I agree with @Earthgirl that marketing yourself is an exercise in dehumanization. But it is interesting to me that when I dehumanize myself, I can separate myself, the product, from myself the self. And when I separate myself out as a product, I can be extremely confident and I can sell the shit out of myself and do well. Shit. I can do anything when I am not myself.

However, when I am myself, my whole self, then I can’t do a sales job. I can’t separate the good from the bad and only focus on the good. I can’t talk myself up. Mostly, I can only criticize myself. I was raised to not brag. I mistrust bragging. So I go out of my way to give as objective an assessment of myself as I can, when it is my whole self I am talking about as opposed to myself as a product I want to sell.

So dehumanizing, it seems to me, is what most people do in business. You have to do it, or no one will hire you. It’s a game of sorts. And understanding that is the only thing that has allowed me to get any kind of decent job at all.

Shippy's avatar

@wundayatta It is a strange thought also, how we always smile? why is that? Perhaps smiling does make us look better, and also perceived in a more positive way. But like you say, we have all sorts of moods, often these are not acceptable. Whether on a face book photo or a group photo, where everybody screams smile. I really look awful when I don’t smile, for some reason, so I do smile. But lately I have had teeth issues and my one front tooth is discoloring so even my smile is fading loll. I have no idea, but I had a good giggle over that!!!

wundayatta's avatar

With other apes, the baring of teeth is a sign of aggression. But for humans, it makes us seem more peaceful and friendly. Is that just cultural? Is there some reason why this conformation of the face is interpreted as it is?

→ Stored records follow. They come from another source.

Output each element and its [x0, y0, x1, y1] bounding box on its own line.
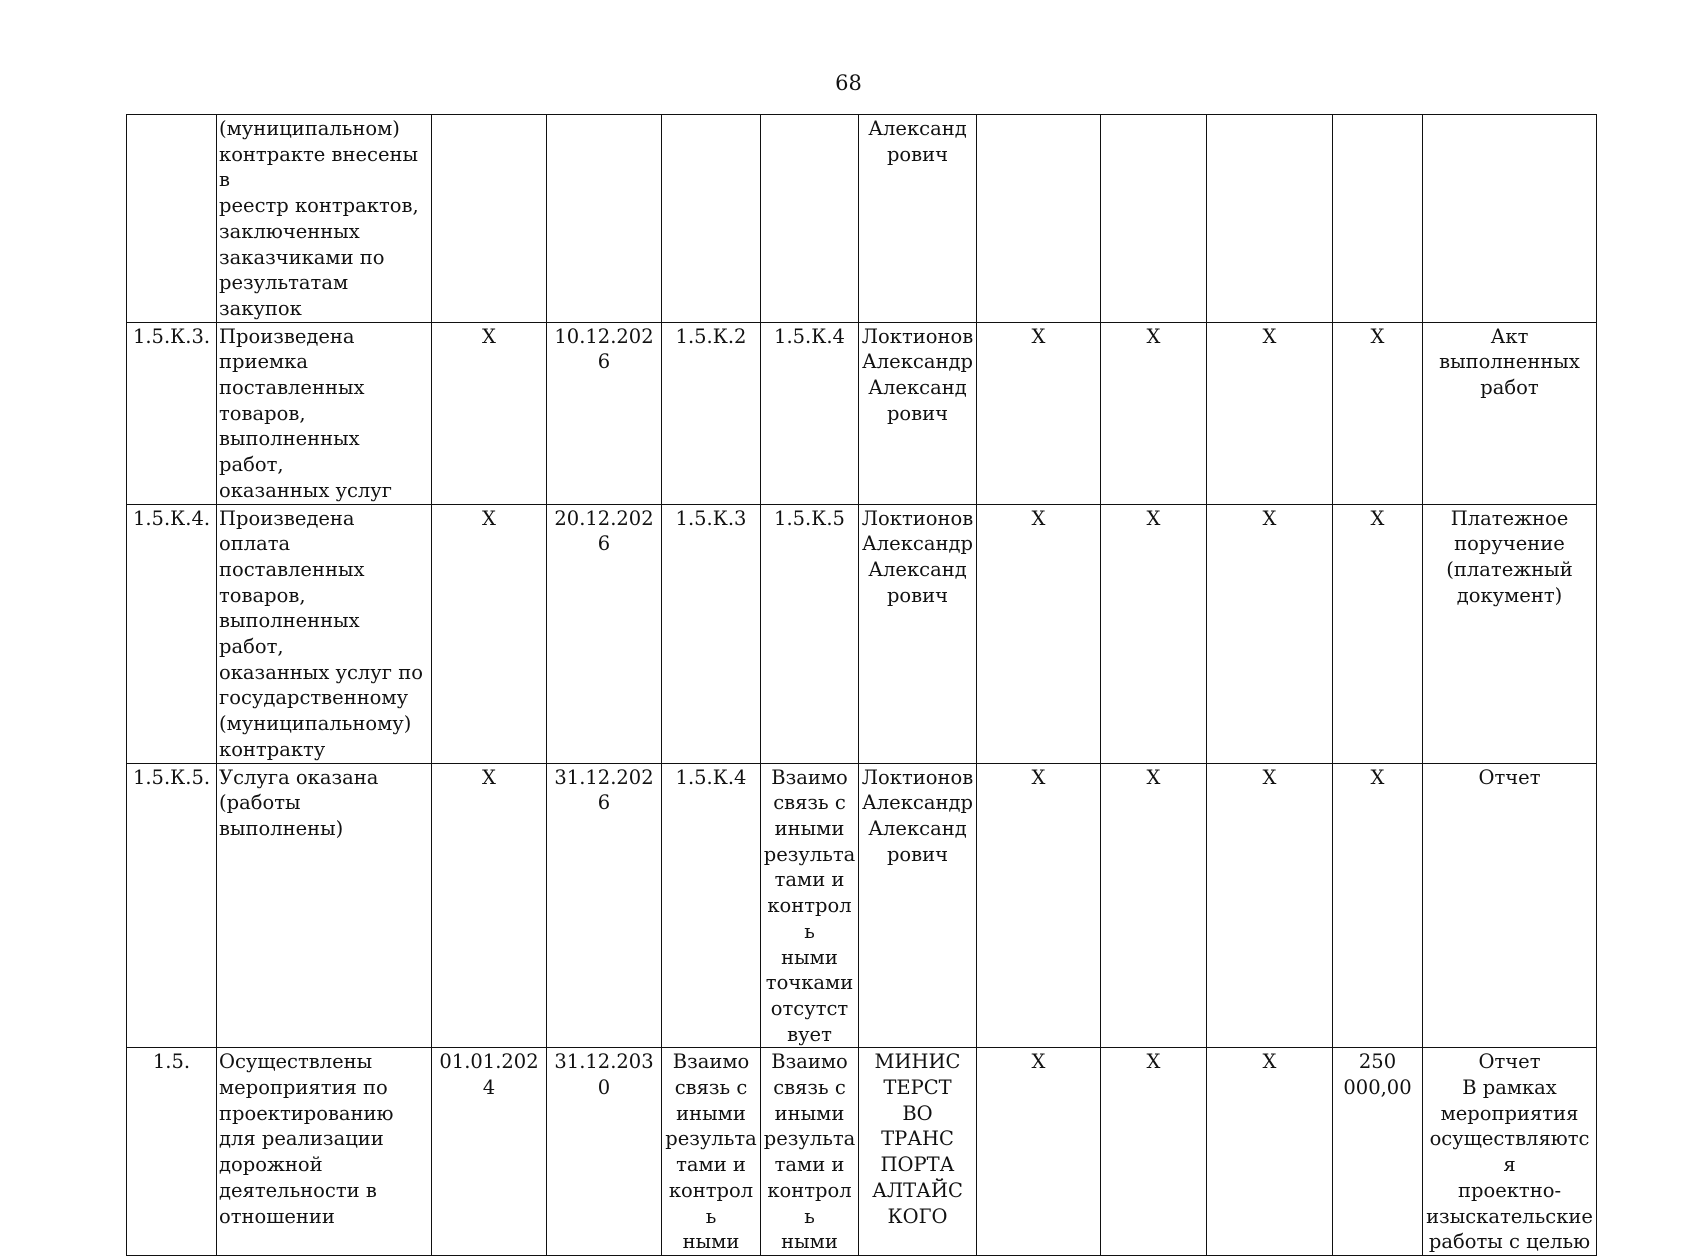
- responsible: Локтионов Александр Александ рович: [859, 322, 977, 504]
- cell-col10: X: [1207, 763, 1333, 1048]
- predecessor: 1.5.К.4: [662, 763, 761, 1048]
- start-date: X: [432, 322, 547, 504]
- cell-col11: X: [1333, 763, 1423, 1048]
- successor: Взаимо связь с иными результа тами и контроль ными точками отсутст вует: [761, 763, 859, 1048]
- predecessor: [662, 115, 761, 323]
- cell-col8: X: [977, 1048, 1101, 1256]
- cell-col8: X: [977, 504, 1101, 763]
- responsible: Александ рович: [859, 115, 977, 323]
- start-date: 01.01.2024: [432, 1048, 547, 1256]
- plan-table: [126, 114, 1597, 1256]
- cell-col8: [977, 115, 1101, 323]
- cell-col11: X: [1333, 504, 1423, 763]
- row-number: 1.5.К.4.: [127, 504, 217, 763]
- document-type: Платежное поручение (платежный документ): [1423, 504, 1597, 763]
- table-row: [127, 763, 1597, 1048]
- document-type: Отчет В рамках мероприятия осуществляются проектно- изыскательские работы с целью: [1423, 1048, 1597, 1256]
- end-date: 31.12.2026: [547, 763, 662, 1048]
- cell-col8: X: [977, 763, 1101, 1048]
- end-date: [547, 115, 662, 323]
- result-name: Услуга оказана (работы выполнены): [217, 763, 432, 1048]
- result-name: Осуществлены мероприятия по проектированию для реализации дорожной деятельности в отношении: [217, 1048, 432, 1256]
- document-type: Отчет: [1423, 763, 1597, 1048]
- start-date: X: [432, 763, 547, 1048]
- start-date: X: [432, 504, 547, 763]
- predecessor: 1.5.К.2: [662, 322, 761, 504]
- cell-col9: X: [1101, 1048, 1207, 1256]
- table-row: [127, 504, 1597, 763]
- cell-col11: 250 000,00: [1333, 1048, 1423, 1256]
- row-number: 1.5.К.3.: [127, 322, 217, 504]
- start-date: [432, 115, 547, 323]
- end-date: 20.12.2026: [547, 504, 662, 763]
- cell-col10: X: [1207, 504, 1333, 763]
- document-type: Акт выполненных работ: [1423, 322, 1597, 504]
- cell-col9: X: [1101, 763, 1207, 1048]
- result-name: (муниципальном) контракте внесены в реестр контрактов, заключенных заказчиками по результатам закупок: [217, 115, 432, 323]
- cell-col9: [1101, 115, 1207, 323]
- result-name: Произведена приемка поставленных товаров, выполненных работ, оказанных услуг: [217, 322, 432, 504]
- successor: Взаимо связь с иными результа тами и контроль ными: [761, 1048, 859, 1256]
- cell-col10: X: [1207, 322, 1333, 504]
- row-number: 1.5.К.5.: [127, 763, 217, 1048]
- responsible: Локтионов Александр Александ рович: [859, 763, 977, 1048]
- row-number: 1.5.: [127, 1048, 217, 1256]
- cell-col11: [1333, 115, 1423, 323]
- result-name: Произведена оплата поставленных товаров, выполненных работ, оказанных услуг по государственному (муниципальному) контракту: [217, 504, 432, 763]
- table-row: [127, 1048, 1597, 1256]
- end-date: 31.12.2030: [547, 1048, 662, 1256]
- successor: 1.5.К.5: [761, 504, 859, 763]
- end-date: 10.12.2026: [547, 322, 662, 504]
- predecessor: Взаимо связь с иными результа тами и контроль ными: [662, 1048, 761, 1256]
- cell-col10: [1207, 115, 1333, 323]
- cell-col9: X: [1101, 504, 1207, 763]
- responsible: МИНИС ТЕРСТ ВО ТРАНС ПОРТА АЛТАЙС КОГО: [859, 1048, 977, 1256]
- cell-col9: X: [1101, 322, 1207, 504]
- cell-col10: X: [1207, 1048, 1333, 1256]
- responsible: Локтионов Александр Александ рович: [859, 504, 977, 763]
- cell-col8: X: [977, 322, 1101, 504]
- predecessor: 1.5.К.3: [662, 504, 761, 763]
- table-row: [127, 115, 1597, 323]
- successor: [761, 115, 859, 323]
- page-number: 68: [835, 71, 862, 95]
- row-number: [127, 115, 217, 323]
- successor: 1.5.К.4: [761, 322, 859, 504]
- document-type: [1423, 115, 1597, 323]
- table-row: [127, 322, 1597, 504]
- cell-col11: X: [1333, 322, 1423, 504]
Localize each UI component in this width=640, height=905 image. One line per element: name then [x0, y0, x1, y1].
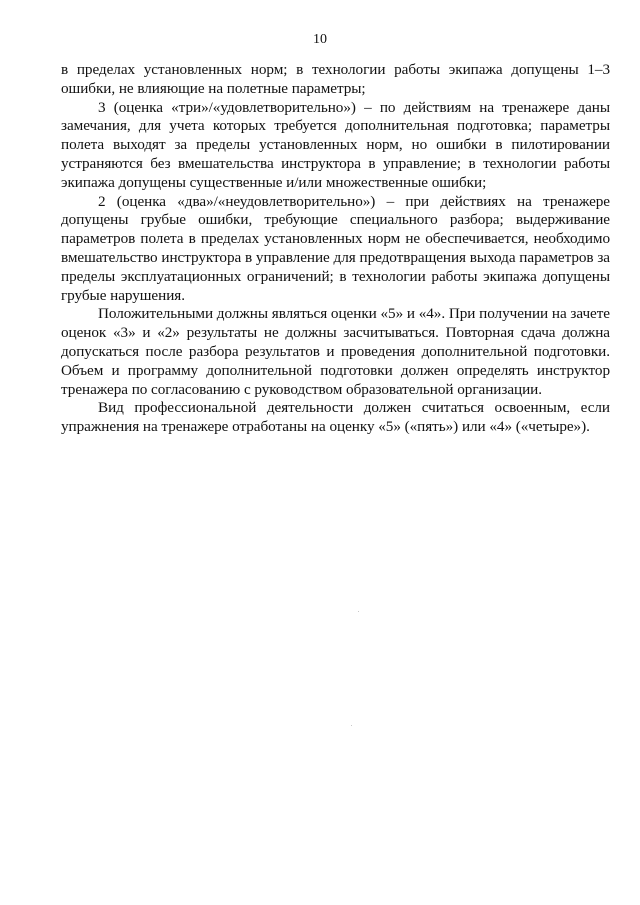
- scan-speck: [351, 725, 352, 726]
- paragraph-grade-3: 3 (оценка «три»/«удовлетворительно») – по действиям на тренажере даны замечания, для учета которых требуется дополнительная подготовка; параметры полета выходят за пределы установленных норм, но ошибки в пилотировании устраняются без вмешательства инструктора в управление; в технологии работы экипажа допущены существенные и/или множественные ошибки;: [61, 98, 610, 191]
- page-number: 10: [313, 32, 327, 47]
- paragraph-positive-grades: Положительными должны являться оценки «5» и «4». При получении на зачете оценок «3» и «2» результаты не должны засчитываться. Повторная сдача должна допускаться после разбора результатов и проведения дополнительной подготовки. Объем и программу дополнительной подготовки должен определять инструктор тренажера по согласованию с руководством образовательной организации.: [61, 305, 610, 398]
- scan-speck: [358, 611, 359, 612]
- paragraph-activity-mastered: Вид профессиональной деятельности должен считаться освоенным, если упражнения на тренажере отработаны на оценку «5» («пять») или «4» («четыре»).: [61, 399, 610, 436]
- paragraph-continuation: в пределах установленных норм; в технологии работы экипажа допущены 1–3 ошибки, не влияющие на полетные параметры;: [61, 61, 610, 97]
- document-body: [61, 61, 610, 437]
- paragraph-grade-2: 2 (оценка «два»/«неудовлетворительно») – при действиях на тренажере допущены грубые ошибки, требующие специального разбора; выдерживание параметров полета в пределах установленных норм не обеспечивается, необходимо вмешательство инструктора в управление для предотвращения выхода параметров за пределы эксплуатационных ограничений; в технологии работы экипажа допущены грубые нарушения.: [61, 192, 610, 304]
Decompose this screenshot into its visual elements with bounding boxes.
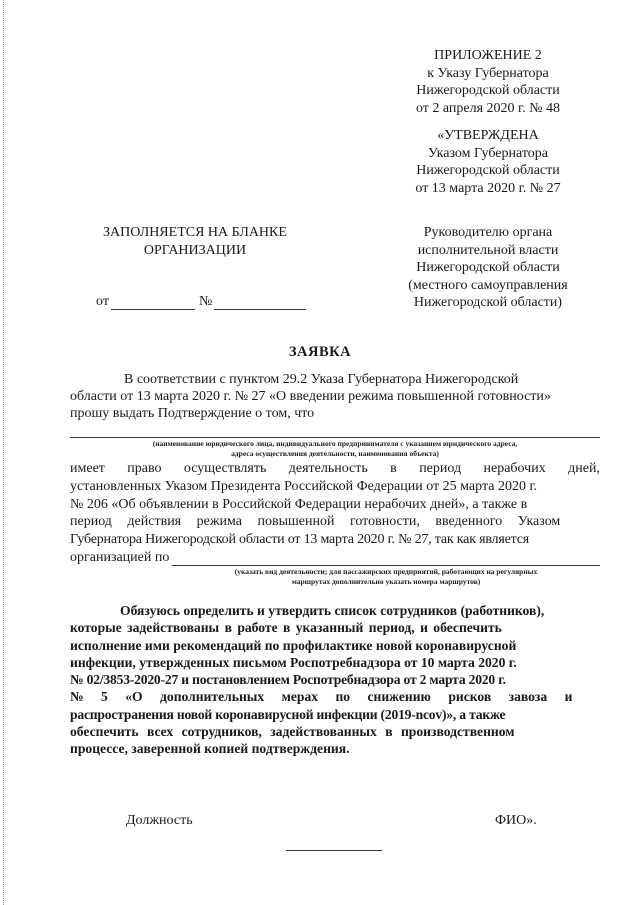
body-line-3: № 206 «Об объявлении в Российской Федерации нерабочих дней», а также в [70,496,528,512]
activity-hint-line-1: (указать вид деятельности; для пассажирских предприятий, работающих на регулярных [234,567,538,576]
word: право [127,461,162,476]
word: нерабочих [483,461,546,476]
appendix-line: к Указу Губернатора [427,65,549,81]
body-line-6: организацией по [70,549,170,565]
document-title: ЗАЯВКА [288,344,352,360]
position-label: Должность [126,813,193,828]
pledge-line: распространения новой коронавирусной инфекции (2019-ncov)», а также [70,706,506,722]
pledge-line: № 5 «О дополнительных мерах по снижению рисков завоза и [70,689,573,705]
approved-line: от 13 марта 2020 г. № 27 [415,180,561,196]
pledge-line: которые задействованы в работе в указанный период, и обеспечить [70,620,502,636]
number-label: № [199,294,213,309]
organization-hint-line-2: адреса осуществления деятельности, наименования объекта) [231,448,439,458]
appendix-block [383,47,593,117]
recipient-block [378,224,598,312]
scan-edge [3,0,4,905]
approved-line: Нижегородской области [416,163,560,178]
approved-line: «УТВЕРЖДЕНА [437,128,539,143]
pledge-line: инфекции, утвержденных письмом Роспотребнадзора от 10 марта 2020 г. [70,654,517,670]
body-line-2: установленных Указом Президента Российской Федерации от 25 марта 2020 г. [70,478,538,494]
approved-line: Указом Губернатора [427,145,549,161]
pledge-paragraph [70,602,600,758]
pledge-line: Обязуюсь определить и утвердить список сотрудников (работников), [120,603,545,618]
signature-line[interactable] [286,850,382,851]
body-line-1 [70,460,600,478]
activity-hint-line-2: маршрутах дополнительно указать номера маршрутов) [291,576,481,586]
organization-fill-line[interactable] [70,437,600,438]
recipient-line: Нижегородской области [416,260,560,275]
appendix-line: ПРИЛОЖЕНИЕ 2 [434,48,542,63]
date-blank[interactable] [111,309,195,310]
activity-fill-line[interactable] [172,565,600,566]
date-label: от [96,294,109,309]
intro-paragraph [70,371,600,423]
body-line-4: период действия режима повышенной готовности, введенного Указом [70,514,561,530]
body-line-5: Губернатора Нижегородской области от 13 марта 2020 г. № 27, так как является [70,532,529,548]
word: осуществлять [183,461,267,476]
blank-note-line: ОРГАНИЗАЦИИ [143,242,247,258]
appendix-line: от 2 апреля 2020 г. № 48 [415,100,561,116]
intro-line-1: В соответствии с пунктом 29.2 Указа Губернатора Нижегородской [124,372,519,387]
intro-line-2: области от 13 марта 2020 г. № 27 «О введении режима повышенной готовности» [70,389,551,405]
intro-line-3: прошу выдать Подтверждение о том, что [70,406,315,422]
word: дней, [568,461,600,476]
activity-hint [172,567,600,586]
word: имеет [70,461,105,476]
recipient-line: Нижегородской области) [413,295,563,310]
pledge-line: № 02/3853-2020-27 и постановлением Роспотребнадзора от 2 марта 2020 г. [70,672,506,688]
pledge-line: обеспечить всех сотрудников, задействованных в производственном [70,724,515,740]
blank-note-line: ЗАПОЛНЯЕТСЯ НА БЛАНКЕ [103,225,287,240]
blank-note [80,224,310,259]
organization-hint [70,439,600,458]
word: в [390,461,397,476]
organization-hint-line-1: (наименование юридического лица, индивидуального предпринимателя с указанием юридического адреса, [152,439,518,448]
recipient-line: Руководителю органа [423,225,553,240]
number-blank[interactable] [214,309,306,310]
word: деятельность [288,461,368,476]
recipient-line: (местного самоуправления [408,277,568,293]
pledge-line: процессе, заверенной копией подтверждения. [70,741,350,757]
body-paragraph [70,460,600,567]
approved-block [383,127,593,197]
appendix-line: Нижегородской области [416,83,560,98]
fio-label: ФИО». [495,813,537,828]
pledge-line: исполнение ими рекомендаций по профилактике новой коронавирусной [70,637,517,653]
recipient-line: исполнительной власти [417,242,559,258]
word: период [419,461,462,476]
date-number-field [96,294,316,312]
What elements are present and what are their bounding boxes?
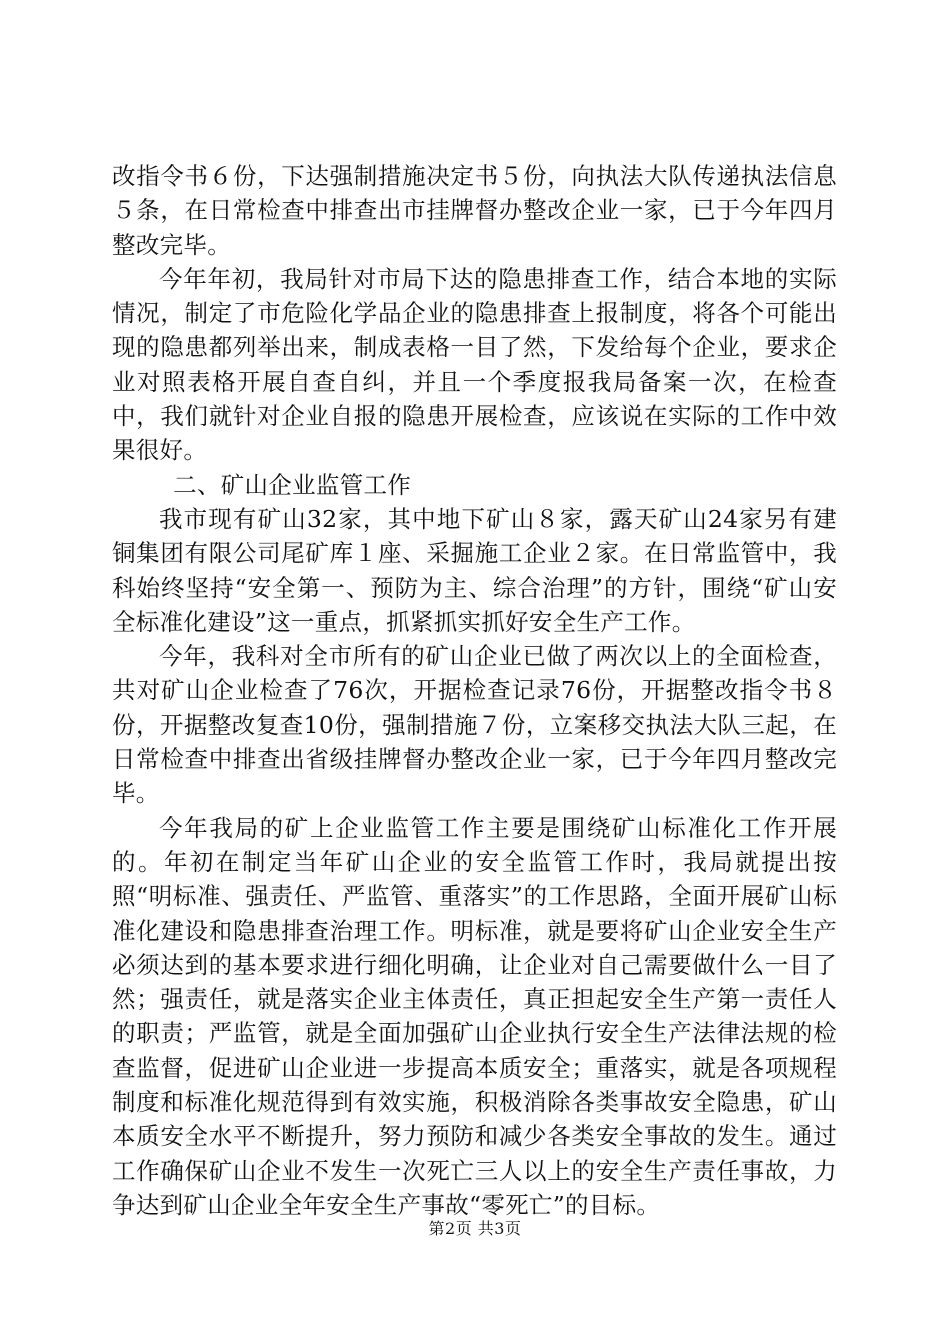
document-body bbox=[112, 159, 837, 1222]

I think a smile is traditionally more important for women then men. Again, I don’t know if that is cultural or biological, but women seem to sell themselves more on beauty, whereas men sell themselves on strength or intelligence or ability to protect others. I guess being able to look somewhat strong or even threatening is part of that, so smiling may not be such a sign of strength for men as it is for women. Strength in the sense of desirability, not the physical sense.

Yet beauty is increasingly important for all of us, no matter what our gender is. Discolored teeth are seen to be a problem. So are warts and limps and crooked faces. People seem to have difficulty seeing beyond looks to the real capabilities of a person. Why is that? Why do we think looks are such a good proxy measure for the worth of a person?

Scarily, studies show that attractiveness is correlated with intelligence. Perhaps it is also correlated with strength. The whole idea makes me want to blow my brains out, but there it is. You can’t argue with facts. But why? Why? Why would good looking people be smarter and more capable? Is it cultural or is it real? You have no idea how badly I want it to be cultural. We think pretty people are smart because we want to and because we just respond better to them, not because they are objectively smarter.